L’insécurité linguistique chez des locuteurs de français langue étrangère au Brésil : une étude exploratoire

» [Les] idéologies, discours et représentations contribuent à exclure le locuteur de FLE de la francophonie et font en sorte que ce locuteur remette en question la légitimité de sa propre expression en français […] » (Nazzari Gomez et al. 2023, p. 66)
L’originalité de la recherche de Nazzari Gomez et al. (2023), réside en deux points : cette étude aborde la question de l’insécurité linguistique dans un contexte où le français n’est ni la langue officielle, ni la langue d’usage (en l’occurrence au Brésil) et elle s’intéresse non seulement aux apprenants de la langue française mais aussi aux enseignants de cette langue dans le contexte brésilien.
Ainsi, les chercheurs s’interrogent-ils premièrement sur la possibilité d’« un sentiment d’insécurité linguistique lorsqu’une langue n’a ni de statut maternel pour le locuteur ni de statut officiel dans la sphère sociopolitique ? » (Nazzari Gomez et al. p .50) Ils se proposent ensuite d’étudier les origines de ce sentiment d’insécurité linguistique. Deux facteurs sont proposés : l’idéologie du standard et l’idéologie du locuteur natif.
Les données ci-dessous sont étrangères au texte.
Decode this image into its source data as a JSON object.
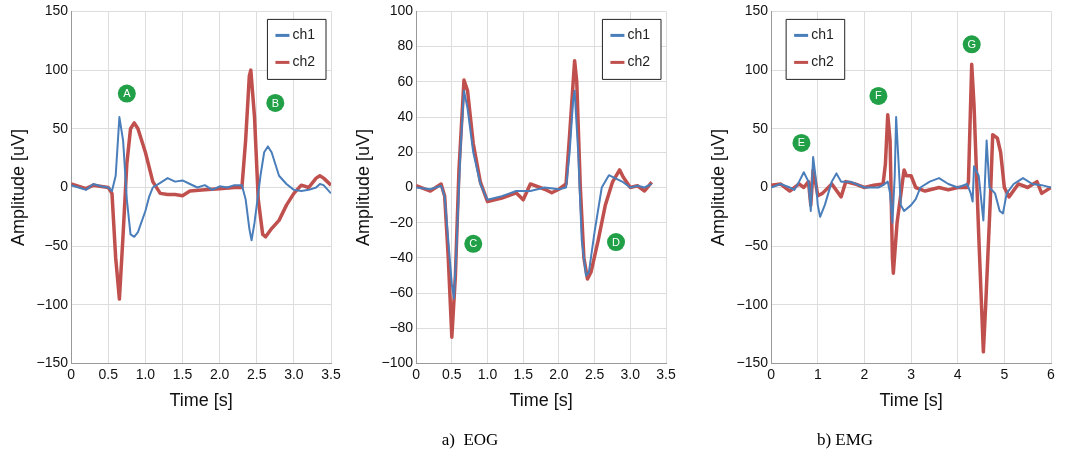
{
  "chart_data": [
    {
      "type": "line",
      "xlabel": "Time [s]",
      "ylabel": "Amplitude [uV]",
      "xlim": [
        0,
        3.5
      ],
      "ylim": [
        -150,
        150
      ],
      "xticks": [
        0,
        {
          "value": 0.5,
          "label": "0.5"
        },
        {
          "value": 1,
          "label": "1.0"
        },
        {
          "value": 1.5,
          "label": "1.5"
        },
        {
          "value": 2,
          "label": "2.0"
        },
        {
          "value": 2.5,
          "label": "2.5"
        },
        {
          "value": 3,
          "label": "3.0"
        },
        {
          "value": 3.5,
          "label": "3.5"
        }
      ],
      "yticks": [
        -150,
        -100,
        -50,
        0,
        50,
        100,
        150
      ],
      "grid": true,
      "legend": "top right",
      "marker": "none",
      "line_style": "solid",
      "annotations": [
        {
          "text": "A",
          "x": 0.75,
          "y": 80
        },
        {
          "text": "B",
          "x": 2.75,
          "y": 72
        }
      ],
      "series": [
        {
          "name": "ch1",
          "color": "#4a7ebb",
          "x": [
            0,
            0.1,
            0.2,
            0.3,
            0.4,
            0.5,
            0.55,
            0.6,
            0.65,
            0.7,
            0.75,
            0.8,
            0.85,
            0.9,
            1.0,
            1.05,
            1.1,
            1.2,
            1.3,
            1.4,
            1.5,
            1.6,
            1.7,
            1.8,
            1.9,
            2.0,
            2.1,
            2.2,
            2.3,
            2.35,
            2.4,
            2.43,
            2.47,
            2.55,
            2.6,
            2.65,
            2.7,
            2.8,
            2.9,
            3.0,
            3.1,
            3.2,
            3.3,
            3.35,
            3.4,
            3.5
          ],
          "values": [
            2,
            0,
            -2,
            3,
            1,
            0,
            -3,
            10,
            60,
            40,
            -10,
            -40,
            -42,
            -38,
            -20,
            -8,
            0,
            4,
            8,
            5,
            6,
            3,
            0,
            2,
            -2,
            1,
            0,
            2,
            2,
            -10,
            -35,
            -45,
            -30,
            10,
            30,
            35,
            30,
            10,
            3,
            -2,
            -3,
            -2,
            0,
            3,
            2,
            -5
          ]
        },
        {
          "name": "ch2",
          "color": "#c0504d",
          "x": [
            0,
            0.2,
            0.3,
            0.5,
            0.55,
            0.6,
            0.65,
            0.7,
            0.75,
            0.8,
            0.85,
            0.9,
            1.0,
            1.1,
            1.2,
            1.3,
            1.4,
            1.5,
            1.6,
            1.8,
            2.0,
            2.2,
            2.3,
            2.35,
            2.4,
            2.42,
            2.47,
            2.52,
            2.58,
            2.62,
            2.7,
            2.8,
            2.9,
            3.0,
            3.1,
            3.2,
            3.3,
            3.35,
            3.4,
            3.45,
            3.5
          ],
          "values": [
            3,
            -1,
            2,
            0,
            -5,
            -60,
            -95,
            -40,
            20,
            50,
            55,
            50,
            30,
            5,
            -5,
            -6,
            -6,
            -7,
            -3,
            -2,
            -1,
            0,
            0,
            40,
            95,
            100,
            60,
            -10,
            -40,
            -42,
            -35,
            -28,
            -15,
            -5,
            2,
            0,
            8,
            10,
            8,
            5,
            2
          ]
        }
      ]
    },
    {
      "type": "line",
      "xlabel": "Time [s]",
      "ylabel": "Amplitude [uV]",
      "xlim": [
        0,
        3.5
      ],
      "ylim": [
        -100,
        100
      ],
      "xticks": [
        0,
        {
          "value": 0.5,
          "label": "0.5"
        },
        {
          "value": 1,
          "label": "1.0"
        },
        {
          "value": 1.5,
          "label": "1.5"
        },
        {
          "value": 2,
          "label": "2.0"
        },
        {
          "value": 2.5,
          "label": "2.5"
        },
        {
          "value": 3,
          "label": "3.0"
        },
        {
          "value": 3.5,
          "label": "3.5"
        }
      ],
      "yticks": [
        -100,
        -80,
        -60,
        -40,
        -20,
        0,
        20,
        40,
        60,
        80,
        100
      ],
      "grid": true,
      "legend": "top right",
      "marker": "none",
      "line_style": "solid",
      "annotations": [
        {
          "text": "C",
          "x": 0.8,
          "y": -32
        },
        {
          "text": "D",
          "x": 2.8,
          "y": -31
        },
        "a)  EOG"
      ],
      "series": [
        {
          "name": "ch1",
          "color": "#4a7ebb",
          "x": [
            0,
            0.2,
            0.35,
            0.4,
            0.45,
            0.5,
            0.53,
            0.57,
            0.62,
            0.67,
            0.72,
            0.8,
            0.9,
            1.0,
            1.2,
            1.4,
            1.6,
            1.8,
            2.0,
            2.1,
            2.15,
            2.2,
            2.22,
            2.27,
            2.32,
            2.38,
            2.42,
            2.5,
            2.6,
            2.7,
            2.8,
            2.9,
            3.0,
            3.1,
            3.2,
            3.3
          ],
          "values": [
            0,
            -1,
            1,
            -5,
            -30,
            -55,
            -63,
            -30,
            20,
            55,
            45,
            20,
            2,
            -7,
            -5,
            -2,
            -2,
            0,
            -1,
            0,
            20,
            50,
            55,
            20,
            -30,
            -50,
            -48,
            -25,
            0,
            7,
            5,
            3,
            0,
            1,
            0,
            2
          ]
        },
        {
          "name": "ch2",
          "color": "#c0504d",
          "x": [
            0,
            0.2,
            0.35,
            0.4,
            0.45,
            0.5,
            0.55,
            0.6,
            0.67,
            0.72,
            0.8,
            0.9,
            1.0,
            1.2,
            1.4,
            1.5,
            1.6,
            1.8,
            1.9,
            2.0,
            2.1,
            2.15,
            2.22,
            2.25,
            2.3,
            2.35,
            2.4,
            2.45,
            2.55,
            2.65,
            2.75,
            2.85,
            2.9,
            3.0,
            3.1,
            3.2,
            3.3
          ],
          "values": [
            1,
            -2,
            2,
            -5,
            -40,
            -85,
            -50,
            10,
            61,
            55,
            25,
            3,
            -8,
            -6,
            -3,
            -7,
            2,
            -1,
            -3,
            -1,
            2,
            30,
            72,
            60,
            0,
            -40,
            -52,
            -48,
            -30,
            -10,
            3,
            10,
            6,
            0,
            1,
            -2,
            3
          ]
        }
      ]
    },
    {
      "type": "line",
      "xlabel": "Time [s]",
      "ylabel": "Amplitude [uV]",
      "xlim": [
        0,
        6
      ],
      "ylim": [
        -150,
        150
      ],
      "xticks": [
        0,
        1,
        2,
        3,
        4,
        5,
        6
      ],
      "yticks": [
        -150,
        -100,
        -50,
        0,
        50,
        100,
        150
      ],
      "grid": true,
      "legend": "top left",
      "marker": "none",
      "line_style": "solid",
      "annotations": [
        {
          "text": "E",
          "x": 0.65,
          "y": 38
        },
        {
          "text": "F",
          "x": 2.3,
          "y": 78
        },
        {
          "text": "G",
          "x": 4.3,
          "y": 122
        },
        "b) EMG"
      ],
      "series": [
        {
          "name": "ch1",
          "color": "#4a7ebb",
          "x": [
            0,
            0.2,
            0.4,
            0.5,
            0.6,
            0.7,
            0.8,
            0.85,
            0.9,
            0.95,
            1.0,
            1.05,
            1.15,
            1.3,
            1.4,
            1.5,
            1.7,
            2.0,
            2.3,
            2.4,
            2.5,
            2.55,
            2.6,
            2.65,
            2.68,
            2.72,
            2.78,
            2.85,
            3.0,
            3.1,
            3.2,
            3.4,
            3.6,
            3.8,
            4.0,
            4.2,
            4.28,
            4.32,
            4.35,
            4.45,
            4.55,
            4.62,
            4.68,
            4.8,
            4.9,
            4.97,
            5.05,
            5.2,
            5.4,
            5.6,
            5.8,
            6.0
          ],
          "values": [
            0,
            3,
            0,
            -2,
            5,
            13,
            5,
            -20,
            26,
            10,
            -15,
            -25,
            -15,
            5,
            12,
            5,
            5,
            0,
            0,
            2,
            5,
            -5,
            -30,
            10,
            60,
            30,
            -15,
            -20,
            -15,
            -10,
            0,
            5,
            8,
            3,
            0,
            3,
            -5,
            -12,
            18,
            10,
            -28,
            40,
            0,
            -5,
            -20,
            -22,
            -5,
            3,
            8,
            3,
            2,
            0
          ]
        },
        {
          "name": "ch2",
          "color": "#c0504d",
          "x": [
            0,
            0.2,
            0.3,
            0.4,
            0.6,
            0.7,
            0.8,
            0.85,
            0.9,
            0.95,
            1.0,
            1.1,
            1.3,
            1.5,
            1.6,
            1.8,
            2.0,
            2.2,
            2.4,
            2.45,
            2.5,
            2.55,
            2.6,
            2.62,
            2.7,
            2.8,
            2.85,
            2.9,
            3.0,
            3.1,
            3.3,
            3.6,
            3.8,
            4.0,
            4.2,
            4.23,
            4.3,
            4.35,
            4.45,
            4.55,
            4.6,
            4.7,
            4.75,
            4.85,
            4.92,
            5.0,
            5.1,
            5.3,
            5.5,
            5.7,
            5.8,
            6.0
          ],
          "values": [
            2,
            3,
            0,
            -3,
            3,
            0,
            5,
            -15,
            15,
            5,
            -7,
            -5,
            3,
            -8,
            5,
            3,
            0,
            2,
            3,
            20,
            62,
            40,
            -60,
            -73,
            -30,
            0,
            15,
            10,
            10,
            0,
            -3,
            0,
            -2,
            0,
            0,
            5,
            105,
            70,
            -40,
            -140,
            -100,
            -10,
            45,
            42,
            30,
            0,
            -8,
            3,
            0,
            5,
            -5,
            0
          ]
        }
      ]
    }
  ]
}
Ainsi, dans la première partie de leur article, les auteurs font le tour de la littérature du sujet en matière d’insécurité linguistique : sont d’abord évoquées, les recherches de William Labov (2006 [1966]), Calvet (1999a), Boudreau (2016), Francard (1993), Arrighi et Boudreau (2016), Beaudoin-Bégin (2015), Gérin-Lajoie et Labrie (1999), Bretegnier (1999) et Calvet (1999b) (voir p. 53-56) dans le but de délimiter la notion d’insécurité linguistique. Sont ensuite révisées les études portant sur l’insécurité linguistique dans des contextes où le français n’est pas la langue officielle, non plus la langue d’usage social, à savoir celles de Vasumathi Badrinathan (2020) en Inde ; celles de Hugues Sheeren (2016) et Maria Roussi (2009) en Italie et en Grèce ; et enfin celle de Claudia Rincon Restrepo (2020) en Colombie (voir p. 56-58).
L’article est dédiée à l’analyse de la portée de l’idéologie du standard et de celle du locuteur natif sur les représentations sociolinguistiques entourant la langue française et le locuteur francophone au Brésil. Les chercheurs y discutent particulièrement les « effets homogénéisants de l’idéologie du standard sur les représentations sociolinguistiques que se forgent les locuteurs de français brésiliens » (p. 64), mettant surtout en relief ce qu’ils appellent la monosémie entre francophone et locuteur natif, produite par l’idéologie du locuteur natif. (p. 65) A la lumière des données évoquées, les auteurs concluent que la superposition de l’idéologie du standard et de l’idéologie du locuteur natif renforce les discours homogénéisants et hiérarchisants alors que « la présence massive de référents culturels franco-français dans les manuels d’enseignement, l’effacement de la variation linguistique en classe de FLE et le rejet de l’hybridité entre langues maternelle et étrangère tant dans la littérature qu’en classe de langue, mènent à des représentations assez univoques et uniformes de ce qu’est le français, de qui est –et peut être – le vrai locuteur francophone » (p. 66). Ainsi, selon les auteurs, l’idéologie, discours et représentations excluraient le locuteur de FLE de la francophonie pour cette raison que son expression serait susceptible d’être perçue comme non française et non native. (p. 66)
Enfin, une étude de la mise en mots de l’insécurité linguistique est proposée. Pour les auteurs, le phénomène peut être qualifié d’insécurité linguistique normative (p. 67) dans le sens où la peur de s’exprimer en français n’est jamais associée, dans les cas étudiés, au souci de communication, mais à l’expression incorrecte, c’est-à-dire « non conforme au cadre normatif de référence » (p.68).